Used by rock royalty, the 100-watt Marshall Model 1959 Super Lead unleashed hellacious tones. Problem was, it was ridiculously loud and lacked a master volume.
Rob Pierce of Valvetech Amplifiers may have the solution. Based on the Model 1959, his four-input, all tube 50-watt Suplex head was built to produce an array of tones, from vintage plexi to modern rock savagery – without the ridiculous volume.
Pierce’s amps are known for high quality and point-to-point construction. The Suplex features a foot-switchable overdrive circuit, two EL34s, three 12AX7s, and a GZ34 rectifier tube. The front of this handsome head, wrapped in pristine black tolex, sports chicken knobs that include a Master Volume, Mid, Lo, and Hi EQ controls, not to mention two Volume controls, four Inputs, an AC on/off switch, a DC on/off switch (Standby), and a Ground switch. The rear of the head has a Presence dial as well as two external speaker inputs that can be adjusted to 4, 8, and 16 ohms. The top inputs for each channel are for high sensitivity, the lower inputs for low sensitivity.
Once you discover that the boost works only when your guitar is plugged into the inputs on Channel 2, waves of beautiful fizz-free gain can be heard. With or without the boost, the amp provides classic glassy upper midrange honk or clean edgy rock with warmth or bite. Lowering the master and maxing the Volume controls yields lustrous burn. The Presence dial works in concert with the Volume controls to add more highs and subtle gain.
The Suplex absolutely nails classic Brit rock, ’80s metal, and modern hard rock. It also enables the creation of a variety of signature flavors – Humble Pie, Hendrix, Thin Lizzy, The Who, or Van Halen’s cherry period – all within a comfortable volume.

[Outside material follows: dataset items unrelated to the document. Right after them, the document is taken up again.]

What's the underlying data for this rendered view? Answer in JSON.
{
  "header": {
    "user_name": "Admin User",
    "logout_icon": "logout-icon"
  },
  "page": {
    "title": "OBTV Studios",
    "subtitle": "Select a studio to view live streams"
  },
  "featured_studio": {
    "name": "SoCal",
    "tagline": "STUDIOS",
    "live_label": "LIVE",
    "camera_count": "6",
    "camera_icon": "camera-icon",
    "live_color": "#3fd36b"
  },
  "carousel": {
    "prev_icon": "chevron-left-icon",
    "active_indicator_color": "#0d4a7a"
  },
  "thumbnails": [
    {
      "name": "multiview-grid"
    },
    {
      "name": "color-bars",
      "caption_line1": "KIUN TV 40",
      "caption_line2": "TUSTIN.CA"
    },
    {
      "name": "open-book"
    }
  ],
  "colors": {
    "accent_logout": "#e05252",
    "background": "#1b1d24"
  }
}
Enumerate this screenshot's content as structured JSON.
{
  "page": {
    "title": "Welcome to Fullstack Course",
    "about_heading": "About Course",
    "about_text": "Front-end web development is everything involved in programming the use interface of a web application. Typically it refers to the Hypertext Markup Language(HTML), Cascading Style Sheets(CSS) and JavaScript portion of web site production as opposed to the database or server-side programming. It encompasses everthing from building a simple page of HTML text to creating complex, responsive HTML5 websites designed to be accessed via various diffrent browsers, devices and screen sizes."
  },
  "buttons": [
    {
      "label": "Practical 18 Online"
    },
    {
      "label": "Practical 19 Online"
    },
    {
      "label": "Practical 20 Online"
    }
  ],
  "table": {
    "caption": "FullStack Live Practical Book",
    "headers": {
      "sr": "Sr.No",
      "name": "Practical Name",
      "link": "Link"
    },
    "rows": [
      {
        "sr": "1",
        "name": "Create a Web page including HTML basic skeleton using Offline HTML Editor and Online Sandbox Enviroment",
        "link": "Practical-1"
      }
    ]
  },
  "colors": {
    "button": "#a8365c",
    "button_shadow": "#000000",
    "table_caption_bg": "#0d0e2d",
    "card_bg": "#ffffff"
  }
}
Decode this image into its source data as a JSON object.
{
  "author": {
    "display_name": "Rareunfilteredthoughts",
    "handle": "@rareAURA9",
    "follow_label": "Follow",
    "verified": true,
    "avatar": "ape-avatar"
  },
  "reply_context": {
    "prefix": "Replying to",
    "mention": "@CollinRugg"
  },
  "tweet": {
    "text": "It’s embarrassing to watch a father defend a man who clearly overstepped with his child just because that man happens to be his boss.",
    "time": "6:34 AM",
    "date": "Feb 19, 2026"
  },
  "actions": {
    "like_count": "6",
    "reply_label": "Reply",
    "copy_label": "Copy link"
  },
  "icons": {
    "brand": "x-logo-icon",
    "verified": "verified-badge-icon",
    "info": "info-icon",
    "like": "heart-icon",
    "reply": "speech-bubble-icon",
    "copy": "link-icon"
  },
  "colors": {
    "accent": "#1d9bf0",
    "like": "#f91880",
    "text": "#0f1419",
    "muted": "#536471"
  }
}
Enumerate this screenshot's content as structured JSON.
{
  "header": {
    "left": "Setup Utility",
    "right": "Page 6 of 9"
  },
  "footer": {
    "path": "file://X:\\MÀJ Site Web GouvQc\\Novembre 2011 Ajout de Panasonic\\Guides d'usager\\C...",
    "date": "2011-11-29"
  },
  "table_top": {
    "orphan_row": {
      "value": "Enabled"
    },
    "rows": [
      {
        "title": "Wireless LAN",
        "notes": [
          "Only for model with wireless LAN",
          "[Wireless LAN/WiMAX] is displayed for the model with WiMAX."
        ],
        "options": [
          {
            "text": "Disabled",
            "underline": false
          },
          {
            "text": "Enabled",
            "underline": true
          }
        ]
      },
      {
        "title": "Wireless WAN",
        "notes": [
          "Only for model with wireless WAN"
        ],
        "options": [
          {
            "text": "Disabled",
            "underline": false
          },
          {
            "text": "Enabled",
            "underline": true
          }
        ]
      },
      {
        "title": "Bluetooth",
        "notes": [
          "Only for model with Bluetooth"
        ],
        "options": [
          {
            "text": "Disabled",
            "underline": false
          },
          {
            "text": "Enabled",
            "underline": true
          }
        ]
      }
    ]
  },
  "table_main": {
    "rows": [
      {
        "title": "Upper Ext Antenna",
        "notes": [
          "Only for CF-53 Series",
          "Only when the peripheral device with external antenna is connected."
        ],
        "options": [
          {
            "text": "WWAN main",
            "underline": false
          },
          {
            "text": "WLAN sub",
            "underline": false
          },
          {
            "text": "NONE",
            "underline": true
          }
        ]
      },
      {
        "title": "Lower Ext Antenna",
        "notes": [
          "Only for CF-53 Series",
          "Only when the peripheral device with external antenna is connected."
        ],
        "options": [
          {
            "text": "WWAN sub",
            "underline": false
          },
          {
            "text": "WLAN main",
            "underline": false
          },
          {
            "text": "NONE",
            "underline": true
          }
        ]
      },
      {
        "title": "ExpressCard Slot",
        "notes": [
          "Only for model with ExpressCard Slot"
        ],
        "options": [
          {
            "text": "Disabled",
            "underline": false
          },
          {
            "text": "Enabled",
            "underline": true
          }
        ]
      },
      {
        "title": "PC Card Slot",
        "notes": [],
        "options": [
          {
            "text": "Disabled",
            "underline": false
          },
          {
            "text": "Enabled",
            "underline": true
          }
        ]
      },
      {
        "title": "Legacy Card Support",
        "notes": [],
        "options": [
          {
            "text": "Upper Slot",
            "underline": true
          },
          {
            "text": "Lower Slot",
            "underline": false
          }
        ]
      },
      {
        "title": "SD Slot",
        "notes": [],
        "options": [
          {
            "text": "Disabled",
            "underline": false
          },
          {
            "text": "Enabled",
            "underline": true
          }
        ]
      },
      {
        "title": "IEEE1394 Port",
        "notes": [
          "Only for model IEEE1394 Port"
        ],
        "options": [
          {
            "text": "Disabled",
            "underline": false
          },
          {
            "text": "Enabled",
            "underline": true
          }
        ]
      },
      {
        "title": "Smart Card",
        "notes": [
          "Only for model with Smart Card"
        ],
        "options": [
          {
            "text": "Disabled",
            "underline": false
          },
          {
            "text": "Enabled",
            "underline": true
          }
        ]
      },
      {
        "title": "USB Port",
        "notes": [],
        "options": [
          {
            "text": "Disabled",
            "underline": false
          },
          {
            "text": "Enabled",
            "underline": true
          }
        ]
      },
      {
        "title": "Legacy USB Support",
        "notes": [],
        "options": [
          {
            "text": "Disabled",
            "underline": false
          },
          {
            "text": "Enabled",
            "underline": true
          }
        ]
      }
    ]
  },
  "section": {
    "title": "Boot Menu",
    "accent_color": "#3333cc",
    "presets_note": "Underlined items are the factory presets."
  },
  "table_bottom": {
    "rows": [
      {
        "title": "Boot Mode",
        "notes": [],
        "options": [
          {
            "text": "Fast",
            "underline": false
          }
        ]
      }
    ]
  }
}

The Suplex can cut, and might seem to provide too much of it – that is until you use it in the proper context for which it was intended: performing with a band. In testing it chopped a laser-sharp swath through a bottom-heavy mix, unveiling articulate British supremacy. Retaining some of the old-school functionality for live situations, you’ll be stuck with a certain amount of grit. After all this is no smooth jazz amp. The Suplex is all about the rawk, but with the help of your guitar’s Volume control, you can achieve malleable levels of clean before pulverizing your audience with cantankerous mayhem.
The Valvetech Suplex is the perfect blend of British splendor and American ingenuity – and guitarists are the beneficiaries.